At the end of January, the Lula government declared a state of health emergency in the Yanomami indigenous reserve, the largest in Brazil, affected by child malnutrition and malaria. An investigation was announced to determine whether the health emergency was caused by an “omission” that could constitute the crime of “genocide”. The complaint asks to clarify the alleged responsibility of government officials of former President Jair Bolsonaro.
Increase production and take care of the climate
“I went to the Yanomami Indigenous Health House and I had no idea that a country that is the third largest food producer in the world could starve its children. We committed ourselves, with our ministries, to change that (…) To the extent that the indigenous have an incentive to produce, they will produce like any other who lives off the land.
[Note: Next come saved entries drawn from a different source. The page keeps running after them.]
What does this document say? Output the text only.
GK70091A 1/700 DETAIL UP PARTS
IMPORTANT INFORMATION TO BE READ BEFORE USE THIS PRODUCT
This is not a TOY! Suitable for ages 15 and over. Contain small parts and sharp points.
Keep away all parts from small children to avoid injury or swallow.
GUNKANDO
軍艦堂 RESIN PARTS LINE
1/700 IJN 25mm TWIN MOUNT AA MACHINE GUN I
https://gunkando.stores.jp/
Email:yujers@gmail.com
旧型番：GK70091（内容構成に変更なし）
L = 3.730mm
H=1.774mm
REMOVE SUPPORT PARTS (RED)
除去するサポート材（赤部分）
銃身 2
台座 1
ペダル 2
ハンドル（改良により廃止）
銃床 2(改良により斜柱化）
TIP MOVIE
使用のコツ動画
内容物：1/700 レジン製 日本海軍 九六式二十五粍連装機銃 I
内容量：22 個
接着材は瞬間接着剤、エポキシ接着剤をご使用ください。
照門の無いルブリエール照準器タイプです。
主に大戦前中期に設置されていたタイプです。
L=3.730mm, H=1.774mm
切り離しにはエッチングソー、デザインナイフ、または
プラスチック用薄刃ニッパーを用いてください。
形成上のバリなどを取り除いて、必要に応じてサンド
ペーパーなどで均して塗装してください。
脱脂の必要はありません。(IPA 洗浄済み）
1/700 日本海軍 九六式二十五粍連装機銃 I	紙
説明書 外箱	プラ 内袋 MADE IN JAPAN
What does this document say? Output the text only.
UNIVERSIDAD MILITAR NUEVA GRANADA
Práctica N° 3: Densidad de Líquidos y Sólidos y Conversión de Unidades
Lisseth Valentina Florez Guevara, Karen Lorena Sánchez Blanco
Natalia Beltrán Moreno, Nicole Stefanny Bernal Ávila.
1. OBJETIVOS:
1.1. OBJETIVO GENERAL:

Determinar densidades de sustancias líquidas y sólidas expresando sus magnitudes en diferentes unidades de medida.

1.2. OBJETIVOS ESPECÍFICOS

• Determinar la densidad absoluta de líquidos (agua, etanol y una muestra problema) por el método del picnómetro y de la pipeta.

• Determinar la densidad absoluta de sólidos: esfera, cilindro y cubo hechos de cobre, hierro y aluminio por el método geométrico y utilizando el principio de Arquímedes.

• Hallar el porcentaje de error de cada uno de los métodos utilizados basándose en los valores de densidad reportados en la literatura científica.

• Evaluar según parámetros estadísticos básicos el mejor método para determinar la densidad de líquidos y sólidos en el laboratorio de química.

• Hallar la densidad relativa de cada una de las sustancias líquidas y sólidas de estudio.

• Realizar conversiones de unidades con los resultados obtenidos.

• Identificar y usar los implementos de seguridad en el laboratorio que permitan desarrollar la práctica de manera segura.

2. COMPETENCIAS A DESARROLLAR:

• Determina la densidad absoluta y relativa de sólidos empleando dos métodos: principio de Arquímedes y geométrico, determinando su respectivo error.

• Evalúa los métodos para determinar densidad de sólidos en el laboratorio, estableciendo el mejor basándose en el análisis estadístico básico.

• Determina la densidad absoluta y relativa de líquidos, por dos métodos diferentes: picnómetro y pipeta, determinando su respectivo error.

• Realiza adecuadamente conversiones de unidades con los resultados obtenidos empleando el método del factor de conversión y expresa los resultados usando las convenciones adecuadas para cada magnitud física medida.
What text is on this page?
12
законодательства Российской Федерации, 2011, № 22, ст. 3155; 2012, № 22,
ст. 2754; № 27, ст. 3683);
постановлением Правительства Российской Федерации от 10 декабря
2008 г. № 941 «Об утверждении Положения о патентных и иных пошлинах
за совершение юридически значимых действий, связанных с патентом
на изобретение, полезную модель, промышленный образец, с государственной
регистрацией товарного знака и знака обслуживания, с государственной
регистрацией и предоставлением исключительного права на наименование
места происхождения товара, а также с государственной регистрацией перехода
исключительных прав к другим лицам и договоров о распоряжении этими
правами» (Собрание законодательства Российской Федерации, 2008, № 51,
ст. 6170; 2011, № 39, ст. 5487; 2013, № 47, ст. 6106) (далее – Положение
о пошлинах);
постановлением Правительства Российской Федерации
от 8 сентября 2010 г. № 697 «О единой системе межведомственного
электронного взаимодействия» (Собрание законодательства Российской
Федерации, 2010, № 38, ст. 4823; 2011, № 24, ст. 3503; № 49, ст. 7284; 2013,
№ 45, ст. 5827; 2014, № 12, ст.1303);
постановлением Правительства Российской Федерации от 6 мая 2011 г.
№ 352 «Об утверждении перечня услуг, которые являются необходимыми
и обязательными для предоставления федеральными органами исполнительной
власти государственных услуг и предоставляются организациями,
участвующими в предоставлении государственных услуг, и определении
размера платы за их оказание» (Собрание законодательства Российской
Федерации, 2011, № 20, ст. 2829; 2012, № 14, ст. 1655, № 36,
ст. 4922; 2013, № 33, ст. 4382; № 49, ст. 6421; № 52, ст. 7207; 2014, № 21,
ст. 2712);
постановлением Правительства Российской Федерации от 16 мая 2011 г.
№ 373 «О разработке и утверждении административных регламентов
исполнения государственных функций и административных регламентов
Let’s go back to Brasilia and talk to the ministers, because if we have money to finance agriculture, why isn’t there money for the indigenous people in the plantations?
The president affirmed that the indigenous people who inhabit Roraima have been “massacred” by illegal miners and assured that he will remove them “definitively” from the indigenous ancestral lands.
Lula affirmed that “Brazilian society is becoming aware that the indigenous people are not occupying any land without an owner. In fact, they are occupying 14% of the national territory, it is the other 86% that is occupying land that belonged to them”.
“We have to try to quickly legalize all the lands where studies are almost ready, so that the indigenous people can occupy their territories, to increase their production capacity and to help us take care of the climate,” Lula said.
“I have asked my ministers to show me all the lands that are ready to be defined because we need to do the demarcation quickly, before they seize them, before someone invents false documents, false deeds and says they own the land. land,” Lula said in his speech.
He insisted that it will be possible to demonstrate that “this world can produce food without having to cut down one more tree in the Amazon, without having to spoil another river, without having to contaminate the water more.”
President Lula participates in the 52nd General Assembly of the Indigenous Peoples of Roraima https://t.co/MXozIFUrE2
– Lula (@LulaOficial) March 13, 2023
According to the organizers of the indigenous meeting, it is the first time that a president of Brazil has attended.
The demarcation of lands is an exclusive competence of the Executive Power, according to the Brazilian Constitution, which considers the right of indigenous peoples to lands as original, for occupying them before the formation of the national State.
The demarcations were completely paralyzed during the government of former President Jair Bolsonaro (2019-2023).